Advance Directives are legal documents that allow you to make known your end-of-life care ahead of time. The state of Colorado recognizes your right to decide the terms of your own medical treatment and to assign a person to make those decisions when you are not able to do so.
Here are some important questions to consider before beginning this process:
Is this document(s) state specific? No
Does this document(s) need to be notarized? No
Does this document(s) require witnesses? If so, how many? Yes / 2
Can you legally use Aging With Dignity's 5 Wishes Doc? Yes
There is a single Advance Directive form for Colorado that you can download by clicking the button below:
(Source: Colorado Advance Directive Consortium)
Death with Dignity laws allow the dying more control of their death and end-of-life decisions. These laws allow terminally-ill, able-minded state residents to request and receive prescription medication to hasten their death.
In Colorado, Proposition 106, the Colorado End of Life Options Act passed on November 8, 2016.
Colorado law supports the appointment of a designated funeral agent to follow through on your written personal preferences (see below) or make funeral arrangements on your behalf if no written preferences are indicated.
Colorado law requires the wishes to be written down, signed and dated. It does not have to be on a state-specific document to be valid. It also does not require witnesses or notarization.
The state of Colorado does not provide burial or funeral assistance. Recipients of MedicAid or Social Security may be eligible for assistance through their municipality. Eligible MedicAid and SSI recipients may be entitled to up to $1,000 in assistance.
See our Financial Assistance Chart for more details.
Home funerals, or family led funerals, are 100% legal in California. Your family or appointed agent may care for the deceased and handle all your funeral arrangements and necessary paperwork (permits and certificates) without a funeral director.

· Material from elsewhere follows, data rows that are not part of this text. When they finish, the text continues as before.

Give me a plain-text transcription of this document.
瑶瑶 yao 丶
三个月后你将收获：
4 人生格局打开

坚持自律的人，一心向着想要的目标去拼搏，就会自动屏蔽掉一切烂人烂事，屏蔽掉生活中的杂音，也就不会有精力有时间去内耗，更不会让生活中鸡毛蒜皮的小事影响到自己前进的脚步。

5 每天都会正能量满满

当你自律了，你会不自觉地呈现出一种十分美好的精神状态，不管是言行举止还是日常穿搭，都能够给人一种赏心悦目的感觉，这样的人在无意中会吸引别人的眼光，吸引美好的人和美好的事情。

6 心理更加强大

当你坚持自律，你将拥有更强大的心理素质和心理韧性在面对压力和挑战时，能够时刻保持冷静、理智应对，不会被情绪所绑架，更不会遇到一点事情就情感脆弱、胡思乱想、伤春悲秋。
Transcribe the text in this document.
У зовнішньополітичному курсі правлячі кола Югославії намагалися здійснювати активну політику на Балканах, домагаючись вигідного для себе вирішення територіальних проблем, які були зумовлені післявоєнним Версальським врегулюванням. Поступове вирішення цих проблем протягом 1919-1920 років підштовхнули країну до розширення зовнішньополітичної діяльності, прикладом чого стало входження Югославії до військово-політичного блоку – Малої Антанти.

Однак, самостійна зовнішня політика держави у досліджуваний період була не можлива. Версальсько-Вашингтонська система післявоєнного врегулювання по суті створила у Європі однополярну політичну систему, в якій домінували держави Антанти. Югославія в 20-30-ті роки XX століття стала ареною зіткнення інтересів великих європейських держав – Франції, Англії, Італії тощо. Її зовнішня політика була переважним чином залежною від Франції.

Check with the National Home Funeral Alliance for up-to-date details on how to navigate home funerals in Colorado and when it is required to involve a licensed funeral director.
Personal preference laws for body disposition obligate your survivors to follow your written personal preferences. This often goes hand-in-hand with designating a funeral agent to follow through with your funeral or body disposition preferences.
In Colorado, your personal preferences in a written format, which can be in the Advance Directive or Designated Funeral Agent forms, and shared with your spouse, next-of-kin, or designated funeral agent.